Researchers have found that it may not be necessary to look for tumours directly in patients with prostate cancer — analyzing non-tumour tissue may be an effective option, according to study results published in Cancer Research, a journal of the American Association for Cancer Research.
"A biopsy needle does not need to hit a tumour to detect the presence of tumour," said lead researcher Dan Mercola, M.D., Ph.D., professor of pathology and laboratory medicine at the University of California at Irvine. "It is reminiscent of the game Battleship; we can detect more cancer cases using 12 shots with a biopsy needle than would otherwise be the case because we have made the ships bigger."
More than 1 million prostate biopsies are performed in the United States each year, and these diagnostic tests can miss up to 30 percent of clinically significant prostate cancers. As many as one third of patients receive repeat biopsies within a year due to equivocal first results, Mercola said. Based on these study results, physicians could possibly detect changes in non-tumour tissue that indicate a tumour may be present, which could allow patients to be given a follow-up biopsy sooner.
"Changes in the non-tumour tissue surrounding the tumour have long been considered to be important to tumour growth. Interfering with this process could have therapeutic value," he said. "The information in non-tumour tissue indicating 'presence of tumour' or not indicates who needs urgent re-biopsy and allows patients to consider alternative therapies to surgery or radiation such as neoadjuvant therapy or prostate cancer prevention treatment."
Mercola and colleagues obtained 364 samples from men of all races who had biopsies for possible prostate cancer, or had prostatectomies to remove cancer, as well as control prostates from donors that had died of causes other than prostate cancer.
They observed changes in the nearby non-tumour tissue and found that changes in gene expression in normal tissue could be detected up to a few millimeters from prostate cancer.
"It is known that at least some prostate cancers cause a reaction in nearby stroma," Mercola said. "However, we were surprised that a reaction may occur for most tumours, and that this response in non-tumour tissue may extend for many millimeters from the tumour."
Ruoxiang Wang, M.D., Ph.D., a research scientist and associate professor in the department of medicine at Cedars-Sinai Medical Center, Los Angeles, said this study represents "one of the few painstaking attempts to define the pathology of tumour-associated stroma in prostate cancer patients...this study is the first to use clinical specimens in such studies in large scale, while the findings are in such a high statistical significance."

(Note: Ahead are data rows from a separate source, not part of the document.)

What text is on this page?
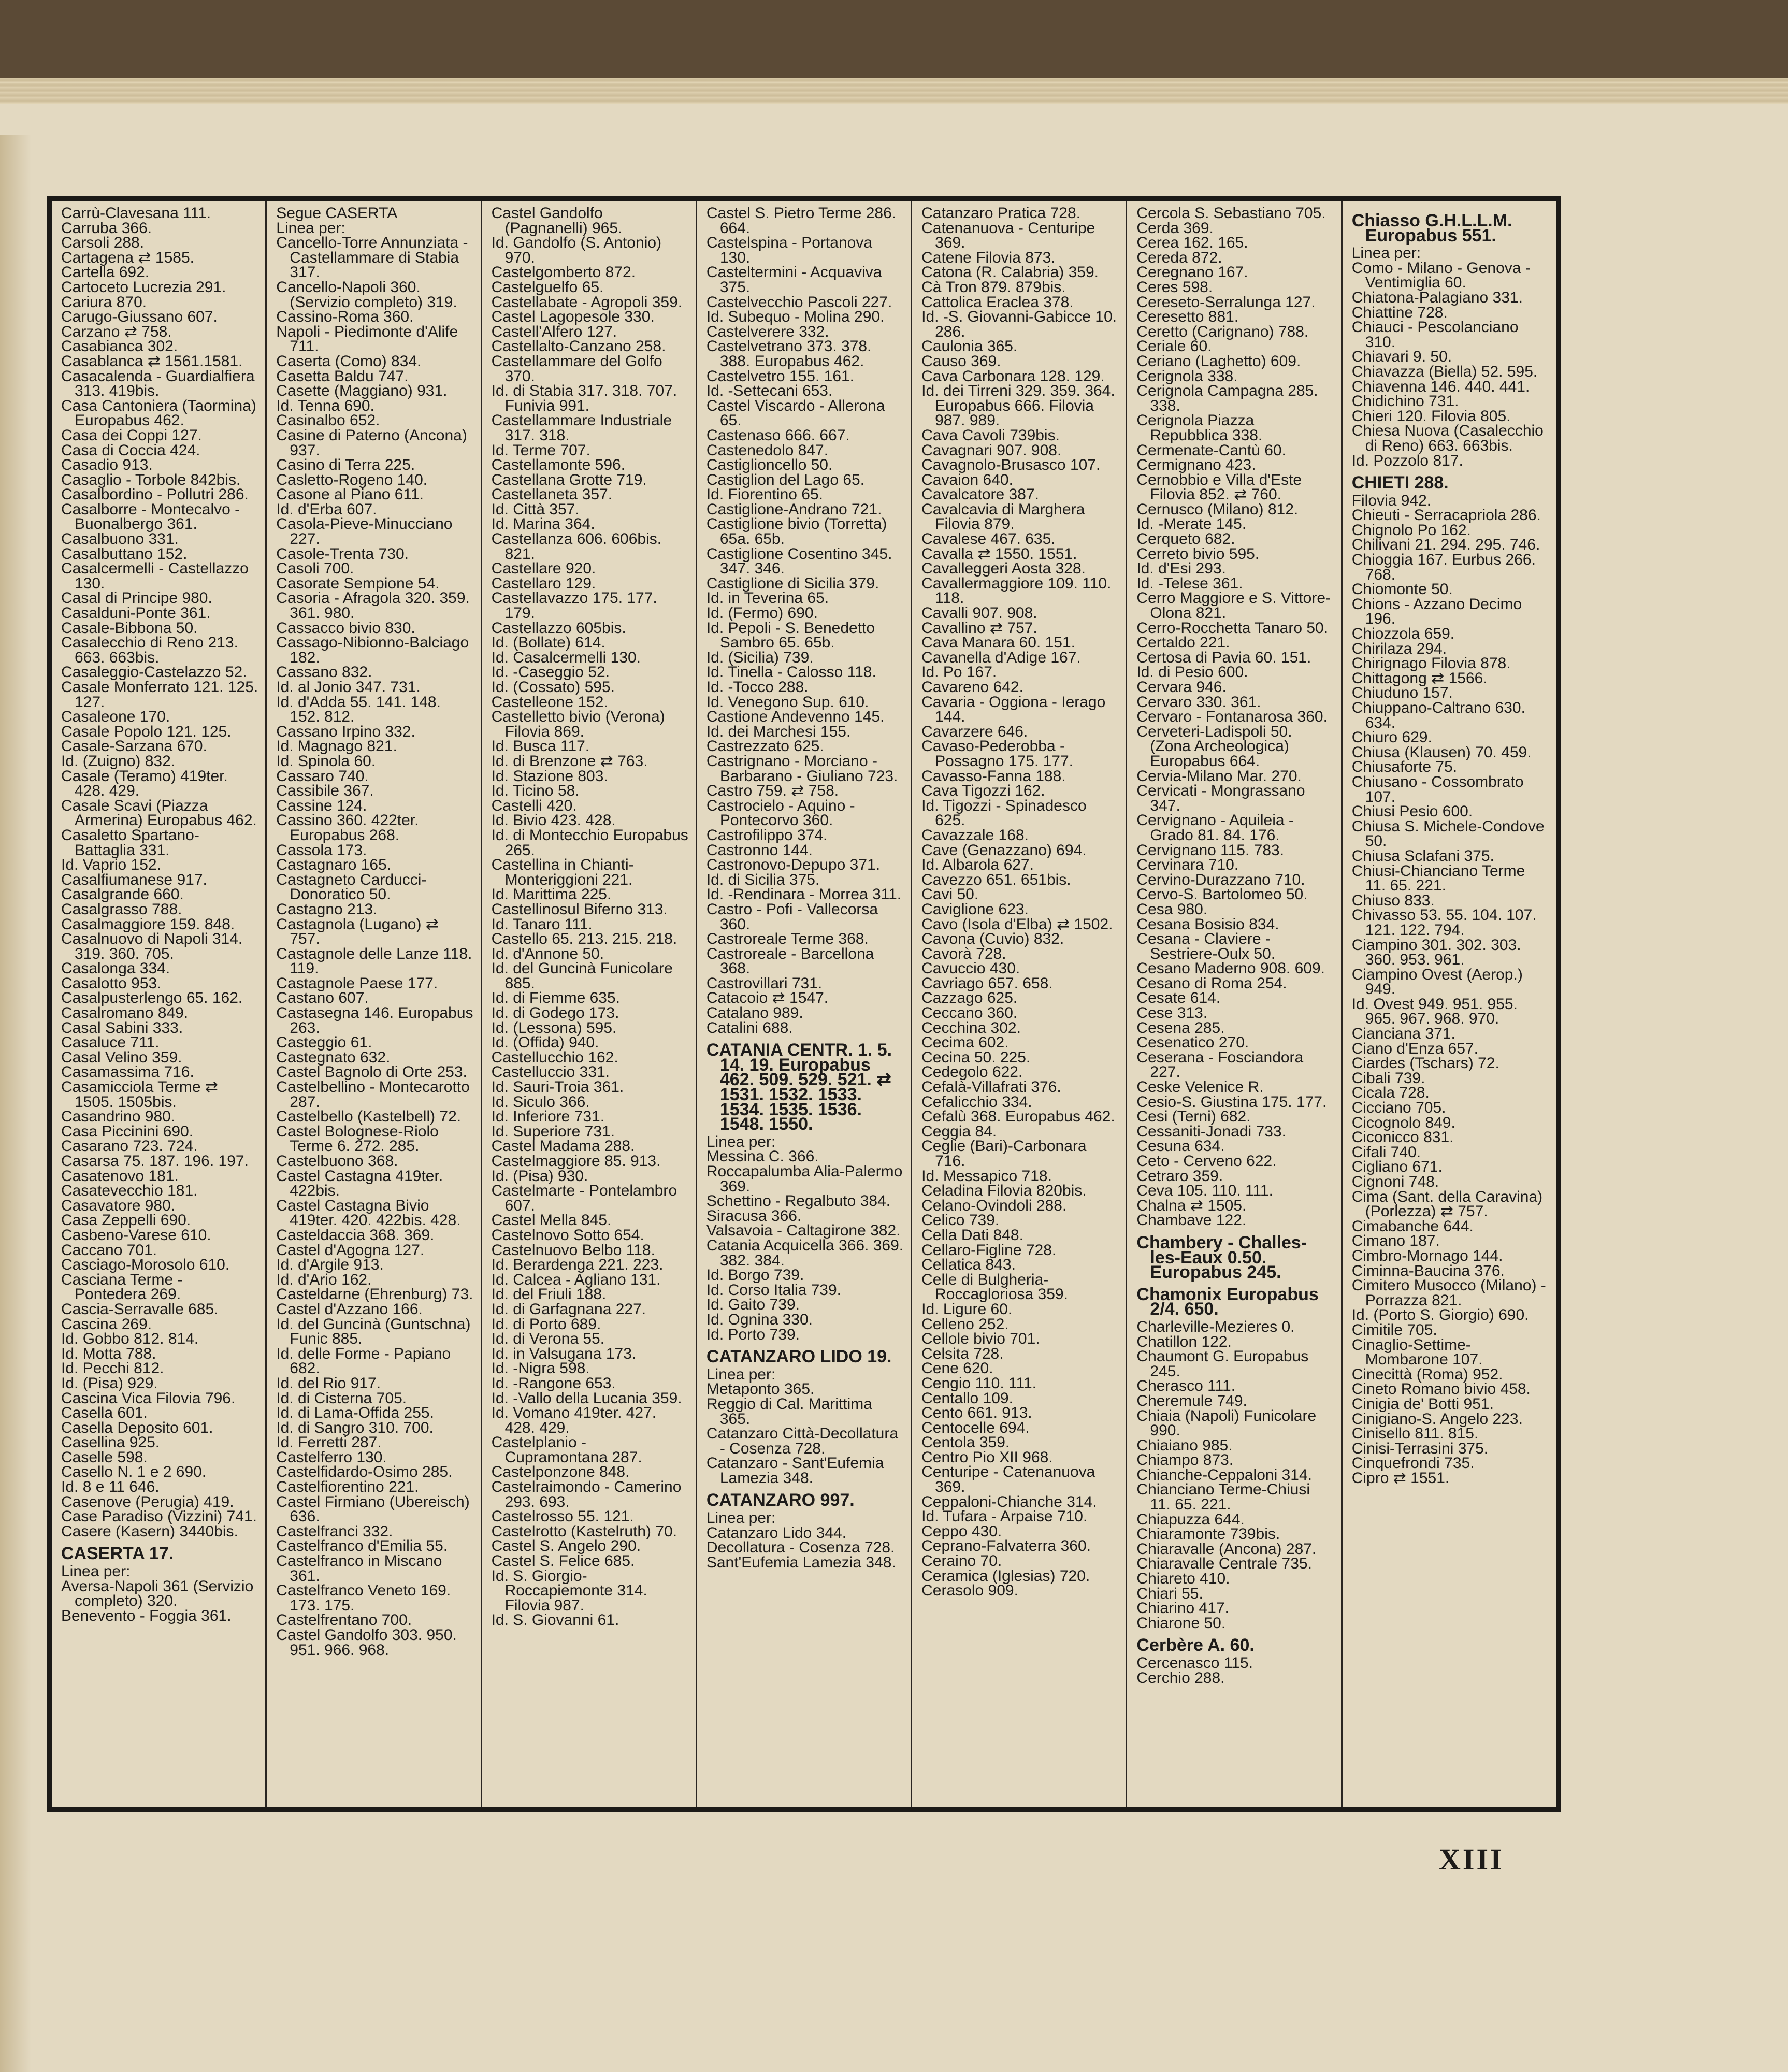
Carrù-Clavesana 111.
Carruba 366.
Carsoli 288.
Cartagena ⇄ 1585.
Cartella 692.
Cartoceto Lucrezia 291.
Cariura 870.
Carugo-Giussano 607.
Carzano ⇄ 758.
Casabianca 302.
Casablanca ⇄ 1561.1581.
Casacalenda - Guardialfiera 313. 419bis.
Casa Cantoniera (Taormina) Europabus 462.
Casa dei Coppi 127.
Casa di Coccia 424.
Casadio 913.
Casaglio - Torbole 842bis.
Casalbordino - Pollutri 286.
Casalborre - Montecalvo - Buonalbergo 361.
Casalbuono 331.
Casalbuttano 152.
Casalcermelli - Castellazzo 130.
Casal di Principe 980.
Casalduni-Ponte 361.
Casale-Bibbona 50.
Casalecchio di Reno 213. 663. 663bis.
Casaleggio-Castelazzo 52.
Casale Monferrato 121. 125. 127.
Casaleone 170.
Casale Popolo 121. 125.
Casale-Sarzana 670.
Id. (Zuigno) 832.
Casale (Teramo) 419ter. 428. 429.
Casale Scavi (Piazza Armerina) Europabus 462.
Casaletto Spartano-Battaglia 331.
Id. Vaprio 152.
Casalfiumanese 917.
Casalgrande 660.
Casalgrasso 788.
Casalmaggiore 159. 848.
Casalnuovo di Napoli 314. 319. 360. 705.
Casalonga 334.
Casalotto 953.
Casalpusterlengo 65. 162.
Casalromano 849.
Casal Sabini 333.
Casaluce 711.
Casal Velino 359.
Casamassima 716.
Casamicciola Terme ⇄ 1505. 1505bis.
Casandrino 980.
Casa Piccinini 690.
Casarano 723. 724.
Casarsa 75. 187. 196. 197.
Casatenovo 181.
Casatevecchio 181.
Casavatore 980.
Casa Zeppelli 690.
Casbeno-Varese 610.
Caccano 701.
Casciago-Morosolo 610.
Casciana Terme - Pontedera 269.
Cascia-Serravalle 685.
Cascina 269.
Id. Gobbo 812. 814.
Id. Motta 788.
Id. Pecchi 812.
Id. (Pisa) 929.
Cascina Vica Filovia 796.
Casella 601.
Casella Deposito 601.
Casellina 925.
Caselle 598.
Casello N. 1 e 2 690.
Id. 8 e 11 646.
Casenove (Perugia) 419.
Case Paradiso (Vizzini) 741.
Casere (Kasern) 3440bis.
CASERTA 17.
Linea per:
Aversa-Napoli 361 (Servizio completo) 320.
Benevento - Foggia 361.
Segue CASERTA
Linea per:
Cancello-Torre Annunziata - Castellammare di Stabia 317.
Cancello-Napoli 360. (Servizio completo) 319.
Cassino-Roma 360.
Napoli - Piedimonte d'Alife 711.
Caserta (Como) 834.
Casetta Baldu 747.
Casette (Maggiano) 931.
Id. Tenna 690.
Casinalbo 652.
Casine di Paterno (Ancona) 937.
Casino di Terra 225.
Casletto-Rogeno 140.
Casone al Piano 611.
Id. d'Erba 607.
Casola-Pieve-Minucciano 227.
Casole-Trenta 730.
Casoli 700.
Casorate Sempione 54.
Casoria - Afragola 320. 359. 361. 980.
Cassacco bivio 830.
Cassago-Nibionno-Balciago 182.
Cassano 832.
Id. al Jonio 347. 731.
Id. d'Adda 55. 141. 148. 152. 812.
Cassano Irpino 332.
Id. Magnago 821.
Id. Spinola 60.
Cassaro 740.
Cassibile 367.
Cassine 124.
Cassino 360. 422ter. Europabus 268.
Cassola 173.
Castagnaro 165.
Castagneto Carducci-Donoratico 50.
Castagno 213.
Castagnola (Lugano) ⇄ 757.
Castagnole delle Lanze 118. 119.
Castagnole Paese 177.
Castano 607.
Castasegna 146. Europabus 263.
Casteggio 61.
Castegnato 632.
Castel Bagnolo di Orte 253.
Castelbellino - Montecarotto 287.
Castelbello (Kastelbell) 72.
Castel Bolognese-Riolo Terme 6. 272. 285.
Castelbuono 368.
Castel Castagna 419ter. 422bis.
Castel Castagna Bivio 419ter. 420. 422bis. 428.
Casteldaccia 368. 369.
Castel d'Agogna 127.
Id. d'Argile 913.
Id. d'Ario 162.
Casteldarne (Ehrenburg) 73.
Castel d'Azzano 166.
Id. del Guncinà (Guntschna) Funic 885.
Id. delle Forme - Papiano 682.
Id. del Rio 917.
Id. di Cisterna 705.
Id. di Lama-Offida 255.
Id. di Sangro 310. 700.
Id. Ferretti 287.
Castelferro 130.
Castelfidardo-Osimo 285.
Castelfiorentino 221.
Castel Firmiano (Ubereisch) 636.
Castelfranci 332.
Castelfranco d'Emilia 55.
Castelfranco in Miscano 361.
Castelfranco Veneto 169. 173. 175.
Castelfrentano 700.
Castel Gandolfo 303. 950. 951. 966. 968.
Castel Gandolfo (Pagnanelli) 965.
Id. Gandolfo (S. Antonio) 970.
Castelgomberto 872.
Castelguelfo 65.
Castellabate - Agropoli 359.
Castel Lagopesole 330.
Castell'Alfero 127.
Castellalto-Canzano 258.
Castellammare del Golfo 370.
Id. di Stabia 317. 318. 707. Funivia 991.
Castellammare Industriale 317. 318.
Id. Terme 707.
Castellamonte 596.
Castellana Grotte 719.
Castellaneta 357.
Id. Città 357.
Id. Marina 364.
Castellanza 606. 606bis. 821.
Castellare 920.
Castellaro 129.
Castellavazzo 175. 177. 179.
Castellazzo 605bis.
Id. (Bollate) 614.
Id. Casalcermelli 130.
Id. -Caseggio 52.
Id. (Cossato) 595.
Castelleone 152.
Castelletto bivio (Verona) Filovia 869.
Id. Busca 117.
Id. di Brenzone ⇄ 763.
Id. Stazione 803.
Id. Ticino 58.
Castelli 420.
Id. Bivio 423. 428.
Id. di Montecchio Europabus 265.
Castellina in Chianti-Monteriggioni 221.
Id. Marittima 225.
Castellinosul Biferno 313.
Id. Tanaro 111.
Castello 65. 213. 215. 218.
Id. d'Annone 50.
Id. del Guncinà Funicolare 885.
Id. di Fiemme 635.
Id. di Godego 173.
Id. (Lessona) 595.
Id. (Offida) 940.
Castellucchio 162.
Castelluccio 331.
Id. Sauri-Troia 361.
Id. Siculo 366.
Id. Inferiore 731.
Id. Superiore 731.
Castel Madama 288.
Castelmaggiore 85. 913.
Id. (Pisa) 930.
Castelmarte - Pontelambro 607.
Castel Mella 845.
Castelnovo Sotto 654.
Castelnuovo Belbo 118.
Id. Berardenga 221. 223.
Id. Calcea - Agliano 131.
Id. del Friuli 188.
Id. di Garfagnana 227.
Id. di Porto 689.
Id. di Verona 55.
Id. in Valsugana 173.
Id. -Nigra 598.
Id. -Rangone 653.
Id. -Vallo della Lucania 359.
Id. Vomano 419ter. 427. 428. 429.
Castelplanio - Cupramontana 287.
Castelponzone 848.
Castelraimondo - Camerino 293. 693.
Castelrosso 55. 121.
Castelrotto (Kastelruth) 70.
Castel S. Angelo 290.
Castel S. Felice 685.
Id. S. Giorgio-Roccapiemonte 314. Filovia 987.
Id. S. Giovanni 61.
Castel S. Pietro Terme 286. 664.
Castelspina - Portanova 130.
Casteltermini - Acquaviva 375.
Castelvecchio Pascoli 227.
Id. Subequo - Molina 290.
Castelverere 332.
Castelvetrano 373. 378. 388. Europabus 462.
Castelvetro 155. 161.
Id. -Settecani 653.
Castel Viscardo - Allerona 65.
Castenaso 666. 667.
Castenedolo 847.
Castiglioncello 50.
Castiglion del Lago 65.
Id. Fiorentino 65.
Castiglione-Andrano 721.
Castiglione bivio (Torretta) 65a. 65b.
Castiglione Cosentino 345. 347. 346.
Castiglione di Sicilia 379.
Id. in Teverina 65.
Id. (Fermo) 690.
Id. Pepoli - S. Benedetto Sambro 65. 65b.
Id. (Sicilia) 739.
Id. Tinella - Calosso 118.
Id. -Tocco 288.
Id. Venegono Sup. 610.
Castione Andevenno 145.
Id. dei Marchesi 155.
Castrezzato 625.
Castrignano - Morciano - Barbarano - Giuliano 723.
Castro 759. ⇄ 758.
Castrocielo - Aquino - Pontecorvo 360.
Castrofilippo 374.
Castronno 144.
Castronovo-Depupo 371.
Id. di Sicilia 375.
Id. -Rendinara - Morrea 311.
Castro - Pofi - Vallecorsa 360.
Castroreale Terme 368.
Castroreale - Barcellona 368.
Castrovillari 731.
Catacoio ⇄ 1547.
Catalano 989.
Catalini 688.
CATANIA CENTR. 1. 5. 14. 19. Europabus 462. 509. 529. 521. ⇄ 1531. 1532. 1533. 1534. 1535. 1536. 1548. 1550.
Linea per:
Messina C. 366.
Roccapalumba Alia-Palermo 369.
Schettino - Regalbuto 384.
Siracusa 366.
Valsavoia - Caltagirone 382.
Catania Acquicella 366. 369. 382. 384.
Id. Borgo 739.
Id. Corso Italia 739.
Id. Gaito 739.
Id. Ognina 330.
Id. Porto 739.
CATANZARO LIDO 19.
Linea per:
Metaponto 365.
Reggio di Cal. Marittima 365.
Catanzaro Città-Decollatura - Cosenza 728.
Catanzaro - Sant'Eufemia Lamezia 348.
CATANZARO 997.
Linea per:
Catanzaro Lido 344.
Decollatura - Cosenza 728.
Sant'Eufemia Lamezia 348.
Catanzaro Pratica 728.
Catenanuova - Centuripe 369.
Catene Filovia 873.
Catona (R. Calabria) 359.
Cà Tron 879. 879bis.
Cattolica Eraclea 378.
Id. -S. Giovanni-Gabicce 10. 286.
Caulonia 365.
Causo 369.
Cava Carbonara 128. 129.
Id. dei Tirreni 329. 359. 364. Europabus 666. Filovia 987. 989.
Cava Cavoli 739bis.
Cavagnari 907. 908.
Cavagnolo-Brusasco 107.
Cavaion 640.
Cavalcatore 387.
Cavalcavia di Marghera Filovia 879.
Cavalese 467. 635.
Cavalla ⇄ 1550. 1551.
Cavalleggeri Aosta 328.
Cavallermaggiore 109. 110. 118.
Cavalli 907. 908.
Cavallino ⇄ 757.
Cava Manara 60. 151.
Cavanella d'Adige 167.
Id. Po 167.
Cavareno 642.
Cavaria - Oggiona - Ierago 144.
Cavarzere 646.
Cavaso-Pederobba - Possagno 175. 177.
Cavasso-Fanna 188.
Cava Tigozzi 162.
Id. Tigozzi - Spinadesco 625.
Cavazzale 168.
Cave (Genazzano) 694.
Id. Albarola 627.
Cavezzo 651. 651bis.
Cavi 50.
Caviglione 623.
Cavo (Isola d'Elba) ⇄ 1502.
Cavona (Cuvio) 832.
Cavorà 728.
Cavuccio 430.
Cavriago 657. 658.
Cazzago 625.
Ceccano 360.
Cecchina 302.
Cecima 602.
Cecina 50. 225.
Cedegolo 622.
Cefalà-Villafrati 376.
Cefalicchio 334.
Cefalù 368. Europabus 462.
Ceggia 84.
Ceglie (Bari)-Carbonara 716.
Id. Messapico 718.
Celadina Filovia 820bis.
Celano-Ovindoli 288.
Celico 739.
Cella Dati 848.
Cellaro-Figline 728.
Cellatica 843.
Celle di Bulgheria-Roccagloriosa 359.
Id. Ligure 60.
Celleno 252.
Cellole bivio 701.
Celsita 728.
Cene 620.
Cengio 110. 111.
Centallo 109.
Cento 661. 913.
Centocelle 694.
Centola 359.
Centro Pio XII 968.
Centuripe - Catenanuova 369.
Ceppaloni-Chianche 314.
Id. Tufara - Arpaise 710.
Ceppo 430.
Ceprano-Falvaterra 360.
Ceraino 70.
Ceramica (Iglesias) 720.
Cerasolo 909.
Cercola S. Sebastiano 705.
Cerda 369.
Cerea 162. 165.
Cereda 872.
Ceregnano 167.
Ceres 598.
Cereseto-Serralunga 127.
Ceresetto 881.
Ceretto (Carignano) 788.
Ceriale 60.
Ceriano (Laghetto) 609.
Cerignola 338.
Cerignola Campagna 285. 338.
Cerignola Piazza Repubblica 338.
Cermenate-Cantù 60.
Cermignano 423.
Cernobbio e Villa d'Este Filovia 852. ⇄ 760.
Cernusco (Milano) 812.
Id. -Merate 145.
Cerqueto 682.
Cerreto bivio 595.
Id. d'Esi 293.
Id. -Telese 361.
Cerro Maggiore e S. Vittore-Olona 821.
Cerro-Rocchetta Tanaro 50.
Certaldo 221.
Certosa di Pavia 60. 151.
Id. di Pesio 600.
Cervara 946.
Cervaro 330. 361.
Cervaro - Fontanarosa 360.
Cerveteri-Ladispoli 50. (Zona Archeologica) Europabus 664.
Cervia-Milano Mar. 270.
Cervicati - Mongrassano 347.
Cervignano - Aquileia - Grado 81. 84. 176.
Cervignano 115. 783.
Cervinara 710.
Cervino-Durazzano 710.
Cervo-S. Bartolomeo 50.
Cesa 980.
Cesana Bosisio 834.
Cesana - Claviere - Sestriere-Oulx 50.
Cesano Maderno 908. 609.
Cesano di Roma 254.
Cesate 614.
Cese 313.
Cesena 285.
Cesenatico 270.
Ceserana - Fosciandora 227.
Ceske Velenice R.
Cesio-S. Giustina 175. 177.
Cesi (Terni) 682.
Cessaniti-Jonadi 733.
Cesuna 634.
Ceto - Cerveno 622.
Cetraro 359.
Ceva 105. 110. 111.
Chalna ⇄ 1505.
Chambave 122.
Chambery - Challes-les-Eaux 0.50. Europabus 245.
Chamonix Europabus 2/4. 650.
Charleville-Mezieres 0.
Chatillon 122.
Chaumont G. Europabus 245.
Cherasco 111.
Cheremule 749.
Chiaia (Napoli) Funicolare 990.
Chiaiano 985.
Chiampo 873.
Chianche-Ceppaloni 314.
Chianciano Terme-Chiusi 11. 65. 221.
Chiapuzza 644.
Chiaramonte 739bis.
Chiaravalle (Ancona) 287.
Chiaravalle Centrale 735.
Chiareto 410.
Chiari 55.
Chiarino 417.
Chiarone 50.
Cerbère A. 60.
Cercenasco 115.
Cerchio 288.
Chiasso G.H.L.L.M. Europabus 551.
Linea per:
Como - Milano - Genova - Ventimiglia 60.
Chiatona-Palagiano 331.
Chiattine 728.
Chiauci - Pescolanciano 310.
Chiavari 9. 50.
Chiavazza (Biella) 52. 595.
Chiavenna 146. 440. 441.
Chidichino 731.
Chieri 120. Filovia 805.
Chiesa Nuova (Casalecchio di Reno) 663. 663bis.
Id. Pozzolo 817.
CHIETI 288.
Filovia 942.
Chieuti - Serracapriola 286.
Chignolo Po 162.
Chilivani 21. 294. 295. 746.
Chioggia 167. Eurbus 266. 768.
Chiomonte 50.
Chions - Azzano Decimo 196.
Chiozzola 659.
Chirilaza 294.
Chirignago Filovia 878.
Chittagong ⇄ 1566.
Chiuduno 157.
Chiuppano-Caltrano 630. 634.
Chiuro 629.
Chiusa (Klausen) 70. 459.
Chiusaforte 75.
Chiusano - Cossombrato 107.
Chiusi Pesio 600.
Chiusa S. Michele-Condove 50.
Chiusa Sclafani 375.
Chiusi-Chianciano Terme 11. 65. 221.
Chiuso 833.
Chivasso 53. 55. 104. 107. 121. 122. 794.
Ciampino 301. 302. 303. 360. 953. 961.
Ciampino Ovest (Aerop.) 949.
Id. Ovest 949. 951. 955. 965. 967. 968. 970.
Cianciana 371.
Ciano d'Enza 657.
Ciardes (Tschars) 72.
Cibali 739.
Cicala 728.
Cicciano 705.
Cicognolo 849.
Ciconicco 831.
Cifali 740.
Cigliano 671.
Cignoni 748.
Cima (Sant. della Caravina) (Porlezza) ⇄ 757.
Cimabanche 644.
Cimano 187.
Cimbro-Mornago 144.
Ciminna-Baucina 376.
Cimitero Musocco (Milano) - Porrazza 821.
Id. (Porto S. Giorgio) 690.
Cimitile 705.
Cinaglio-Settime-Mombarone 107.
Cinecittà (Roma) 952.
Cineto Romano bivio 458.
Cinigia de' Botti 951.
Cinigiano-S. Angelo 223.
Cinisello 811. 815.
Cinisi-Terrasini 375.
Cinquefrondi 735.
Cipro ⇄ 1551.
XIII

"It is hoped that the large sample size and the high statistical significance of this study may help to ensure a better follow-up, and some of the defined stromal markers will eventually be validated with clinical values," he said.
Further studies will be required to confirm the findings, and before urologists will likely be able to use a diagnosis based on non-tumour tissue for recommending surgery or other radical treatment, according to the researchers. Wang added that these results, if confirmed, could provide guidance to the understanding of the tumour microenvironment, as cancer-stromal interaction plays a pivotal role in prostate cancer progression and bone metastasis.